The campaign slogan has not however passed the critics. Some term it as a nonsensical message that has got nothing to do with the safety of the people. For example, Harvey Molotch, NYU Sociologist, has different views about the campaign slogan, “See Something, Say Something”. According to Harvey, over 2000 residents of New York had actually “seen something and said something” but nothing tangible had come out of it. He recalls that in 2006 and 2007, over eighteen terrorism related cases were “seen” and reported. However, it turned out that the reported incidents had nothing to do with terrorism. They were just normal criminal activities such as violations of immigration rules, possession of unregistered guns, and selling of fake commodities. Harvey goes further to state that “it is not easy to stop terrorism related activities just by using campaign slogans”. Nonetheless, it is unfair to say that reporting does not help at all. A street vendor who alerted the police was able to save Times Square bombing in 2010.
The fact that many people in New York are busy doing their own activities is also an impediment in doing what the program advocates. The fact that there are people working on projects that involves wires and gadgets, and the Muslims carrying some machines into their worship places is also another challenge to the “See Something, Say Something” program. Reporting such harmless incidents will not only charm the law-enforcement system, but also create unnecessary tension. At times, “see something, say something” can be a nuisance slogan, especially when people report incidents that they are not sure of without involving investigators. The continual reporting of such incidences will also give police officers or investigators hard time to figure out what exactly is needed.

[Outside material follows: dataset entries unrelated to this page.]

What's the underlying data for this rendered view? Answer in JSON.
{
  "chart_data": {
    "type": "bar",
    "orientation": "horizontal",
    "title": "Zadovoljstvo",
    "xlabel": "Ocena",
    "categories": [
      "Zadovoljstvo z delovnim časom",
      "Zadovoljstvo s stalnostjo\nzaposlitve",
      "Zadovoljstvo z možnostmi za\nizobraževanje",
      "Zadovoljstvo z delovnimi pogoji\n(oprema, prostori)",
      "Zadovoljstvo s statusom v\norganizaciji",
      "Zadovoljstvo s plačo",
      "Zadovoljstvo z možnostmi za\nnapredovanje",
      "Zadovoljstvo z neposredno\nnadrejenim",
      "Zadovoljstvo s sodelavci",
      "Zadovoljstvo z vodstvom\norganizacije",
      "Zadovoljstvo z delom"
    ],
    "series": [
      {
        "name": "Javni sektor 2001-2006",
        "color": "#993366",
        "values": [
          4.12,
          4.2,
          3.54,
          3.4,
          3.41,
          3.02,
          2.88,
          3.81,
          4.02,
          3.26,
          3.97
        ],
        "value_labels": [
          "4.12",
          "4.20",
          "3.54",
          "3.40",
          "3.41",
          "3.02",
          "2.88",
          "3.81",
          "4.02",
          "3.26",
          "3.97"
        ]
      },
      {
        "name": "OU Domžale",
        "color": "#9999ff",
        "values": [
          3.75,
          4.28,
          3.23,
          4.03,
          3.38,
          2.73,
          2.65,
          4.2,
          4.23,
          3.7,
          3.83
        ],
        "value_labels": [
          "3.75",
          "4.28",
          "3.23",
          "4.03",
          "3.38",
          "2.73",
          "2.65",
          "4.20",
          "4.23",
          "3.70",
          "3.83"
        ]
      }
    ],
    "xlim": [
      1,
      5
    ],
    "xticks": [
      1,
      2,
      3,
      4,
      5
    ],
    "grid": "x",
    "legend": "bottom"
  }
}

“See something, report something” program also has a “Chicken Little” upshot. For instance, if New Yorkers see something and report every time, and after careful investigation the information given is found to be bogus, then there will a reach a time when agencies will start ignoring such threats. It is imperative to note that when it comes to security issues, there is no guesswork. Facts are paramount in reporting security threatening incidences; otherwise, false impressions will take precedence. Additionally, some people might find it interesting to make unnecessary and fictional security threatening incidences thus, giving a bad impression about the program. Therefore, in reporting such cases, people must report actual facts and leave jokes aside, because when it comes to security matters, nobody is indispensable.
The program “See Something, Say Something” has other disadvantages too. For instance, the placards placed in strategic locations can serve as a safety hazard. Additionally, such placards can frustrate the efforts of trained professionals while trying to control criminal activities. Nevertheless, the program is beneficial in that it helps in keeping New York City safe from terrorist activities. Cases of bags left behind have dropped significantly and many New York residents feel more secure (Dwyer, 2012, p.1).
Reference
Dwyer, G. (2012). Does “See Something, Say Something” Do Nothing?